Causa críticas en la víspera del cónclave la asistencia de arzobispo peruano sancionado por pederastia
La presencia del arzobispo peruano Juan Luis Cipriani en los actos funerales del papa Francisco en el Vaticano han provocado revuelo, ya que está acusado de pederastia y sobre él pesa una sanción.

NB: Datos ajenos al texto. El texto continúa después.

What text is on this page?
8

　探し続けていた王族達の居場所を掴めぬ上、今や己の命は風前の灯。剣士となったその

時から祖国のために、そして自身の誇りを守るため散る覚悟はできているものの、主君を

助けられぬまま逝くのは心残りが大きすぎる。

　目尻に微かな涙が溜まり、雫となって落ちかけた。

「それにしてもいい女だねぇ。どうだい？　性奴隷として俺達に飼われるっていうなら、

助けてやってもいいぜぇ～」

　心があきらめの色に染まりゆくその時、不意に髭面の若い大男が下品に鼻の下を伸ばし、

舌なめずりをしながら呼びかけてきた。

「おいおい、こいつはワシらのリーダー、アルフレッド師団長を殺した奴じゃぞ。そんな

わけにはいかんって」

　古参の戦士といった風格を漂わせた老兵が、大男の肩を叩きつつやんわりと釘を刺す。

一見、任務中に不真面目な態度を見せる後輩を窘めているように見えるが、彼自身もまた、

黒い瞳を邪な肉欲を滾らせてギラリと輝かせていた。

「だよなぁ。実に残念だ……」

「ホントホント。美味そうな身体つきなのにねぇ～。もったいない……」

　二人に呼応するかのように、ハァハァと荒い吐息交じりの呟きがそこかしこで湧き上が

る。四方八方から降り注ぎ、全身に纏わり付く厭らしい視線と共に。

En enero pasado, el director de la Oficina de Prensa del Vaticano, Matteo Bruni, confirmó que a Cipriani se le impuso un precepto penal con restricciones a su actividad pública, que incluye la prohibición de participar en actividades eclesiásticas sin autorización, el impedimento de vivir en Perú y veto al uso de insignias.
Sin embargo, en días recientes, Cipriani no solo se dejó ver vestido de cardenal, sino que, de acuerdo a la prensa, participa de reuniones antes del cónclave para «influir» en la decisión de los miembros.
Su presencia desató el repudio de organizaciones como la Red de Sobrevivientes de Perú, que consideran que «Cipriani y los cardenales que se lo permiten revictimizan a la víctima denunciante, lo cual es imperdonable».
«Si la Iglesia católica quiere seguir en el sendero de tolerancia cero a la violencia sexual contra menores planteada por el papa Francisco, ello es un preocupante mensaje que afecta la confianza en los criterios de elección del próximo pontífice», agregaron en un comunicado.